TCP was designed to handle packet loss etc, but in practice there are failures that TCP (or more appropriately implementations of TCP) can't cope with. Again, you have to add logic to handle that.
Robocopy is probably useful – but as it does not guarantee file integrity (which seems to be a strange oversight for that kind of software), you need to add some kind of data validation yourself.
If you have something like rsync in place, it may be a little easier to use that, as you don't have to do any retransmissions manually if file integrity fails.
In more complex situations, P2P solutions like bittorrent may work better (I'm thinking of software that chops the data up into several parts, and transfers each one using checksum protection). Of course, you need to have the appropriate software on both sides of the connection. But if the magnitude of the fault is too large, the correct solution is of course not to use that particular connection, and, in a longer perspective, possibly even to redesign the remote site to allow for other alternatives.
Actually, I think it would be useful to examine various 'forensic mass transfer' scenarios, (hasn't anyone done this already?) and then induce various degrees of packet loss or other malfunctions.
I know that VMWare Workstation allows me to set up a virtual network with a predefined packet loss, and on Un*x I could do it with netem or iptables statistics. Thus, the packet-loss seems possible and even easy to produce.
(Added A Windows service I somethimes wish I knew more about is 'Background Intelligent Transfer Service'. It's used by Windows Update, so it should have a certain degree of robustness. It might be useful in this kind of scenario, but I know to little about it to make any promises. I find an interesting client called BITSync that uses BITS and that could be worth investigating …)
Sorry for the lack of details, the situation was pretty complicated. Basically the company was bought by another company and they temporarily shared part of the equipment however they kept everything separated in different VLANs and VPNs for privacy reasons.
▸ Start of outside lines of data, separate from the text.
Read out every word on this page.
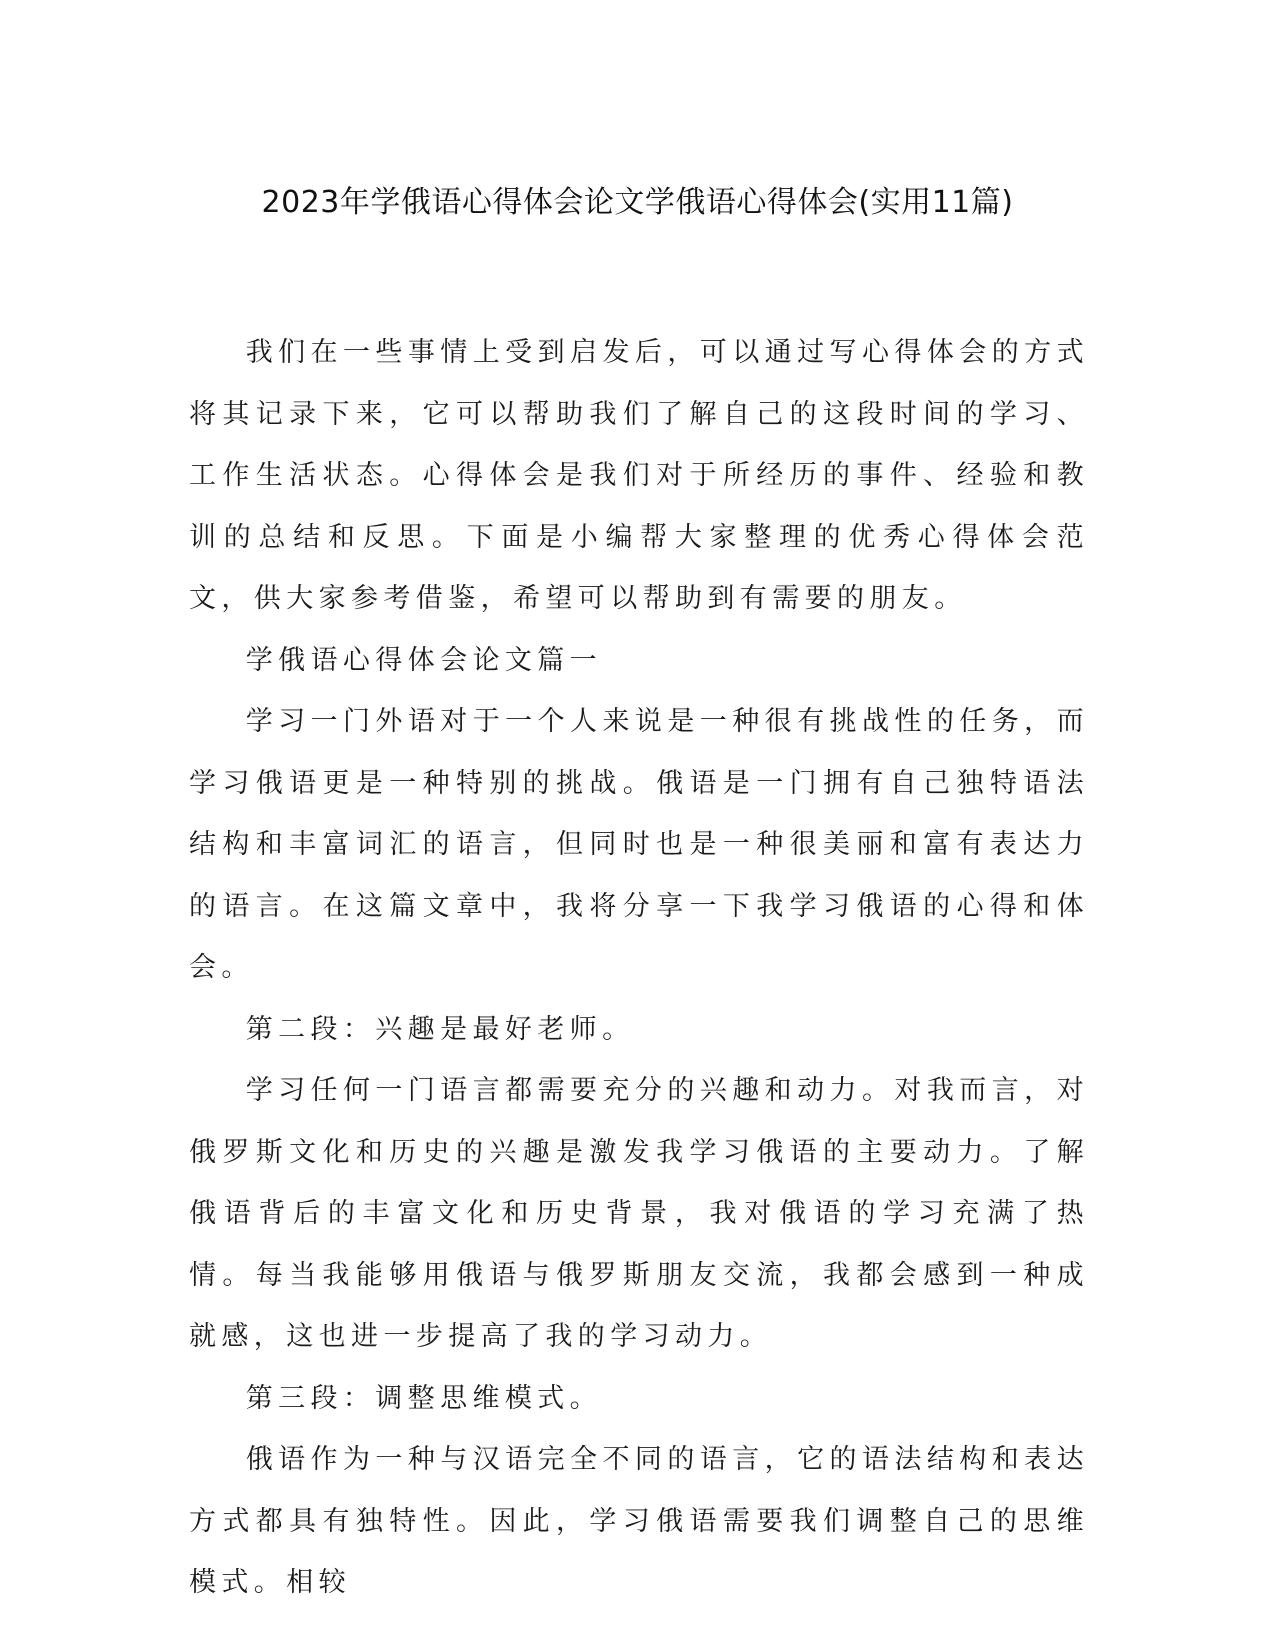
2023年学俄语心得体会论文学俄语心得体会(实用11篇)

我们在一些事情上受到启发后，可以通过写心得体会的方式将其记录下来，它可以帮助我们了解自己的这段时间的学习、工作生活状态。心得体会是我们对于所经历的事件、经验和教训的总结和反思。下面是小编帮大家整理的优秀心得体会范文，供大家参考借鉴，希望可以帮助到有需要的朋友。

学俄语心得体会论文篇一

学习一门外语对于一个人来说是一种很有挑战性的任务，而学习俄语更是一种特别的挑战。俄语是一门拥有自己独特语法结构和丰富词汇的语言，但同时也是一种很美丽和富有表达力的语言。在这篇文章中，我将分享一下我学习俄语的心得和体会。

第二段：兴趣是最好老师。

学习任何一门语言都需要充分的兴趣和动力。对我而言，对俄罗斯文化和历史的兴趣是激发我学习俄语的主要动力。了解俄语背后的丰富文化和历史背景，我对俄语的学习充满了热情。每当我能够用俄语与俄罗斯朋友交流，我都会感到一种成就感，这也进一步提高了我的学习动力。

第三段：调整思维模式。

俄语作为一种与汉语完全不同的语言，它的语法结构和表达方式都具有独特性。因此，学习俄语需要我们调整自己的思维模式。相较
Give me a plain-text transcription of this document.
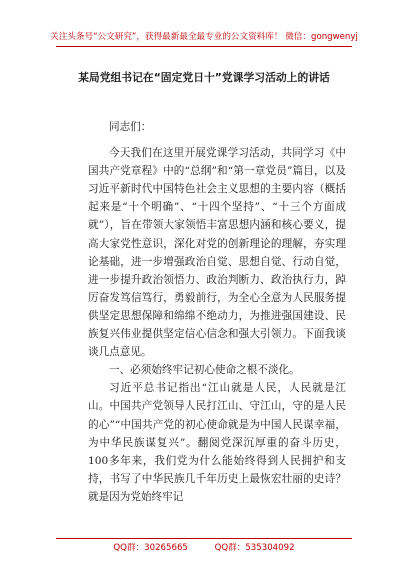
关注头条号“公文研究”，获得最新最全最专业的公文资料库！ 微信：gongwenyj
某局党组书记在“固定党日十”党课学习活动上的讲话

同志们：

今天我们在这里开展党课学习活动，共同学习《中国共产党章程》中的“总纲”和“第一章党员”篇目，以及习近平新时代中国特色社会主义思想的主要内容（概括起来是“十个明确”、“十四个坚持”、“十三个方面成就”），旨在带领大家领悟丰富思想内涵和核心要义，提高大家党性意识，深化对党的创新理论的理解，夯实理论基础，进一步增强政治自觉、思想自觉、行动自觉，进一步提升政治领悟力、政治判断力、政治执行力，踔厉奋发笃信笃行，勇毅前行，为全心全意为人民服务提供坚定思想保障和绵绵不绝动力，为推进强国建设、民族复兴伟业提供坚定信心信念和强大引领力。下面我谈谈几点意见。

一、必须始终牢记初心使命之根不淡化。

习近平总书记指出“江山就是人民，人民就是江山。中国共产党领导人民打江山、守江山，守的是人民的心”“中国共产党的初心使命就是为中国人民谋幸福，为中华民族谋复兴”。翻阅党深沉厚重的奋斗历史，100多年来，我们党为什么能始终得到人民拥护和支持，书写了中华民族几千年历史上最恢宏壮丽的史诗？就是因为党始终牢记

QQ群：30265665	QQ群：535304092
The sysadmin would have gladly extracted the data and backups in our presence but not that day since he was out of country, all he could give us were the credentials of the VPN (no access to anything else due to privacy concerns) but we were limited to access it through the same network port of the workstation.
They were using some kind of wireless bridge that looked perfectly stable at first but crumbled under load resulting in short disconnections once or twice every hour, but that's all we could use. It wasn't really a "success" after weighting the pros/cons it just happened to be enough to not warrant going back another day to acquire a more forensically sound copy of the data (since what we needed were mostly informations).
Anyway, with everybody moving to IMAP and cloud storage it's only going to get worse so I'd really prefer to be prepared for when I'll end up in similar situations. I'll see if I can set up a virtual machine for some tests but my main concern was figuring out what other software to test (e.g. I couldn't find any better replacement for getmail beside desktop clients).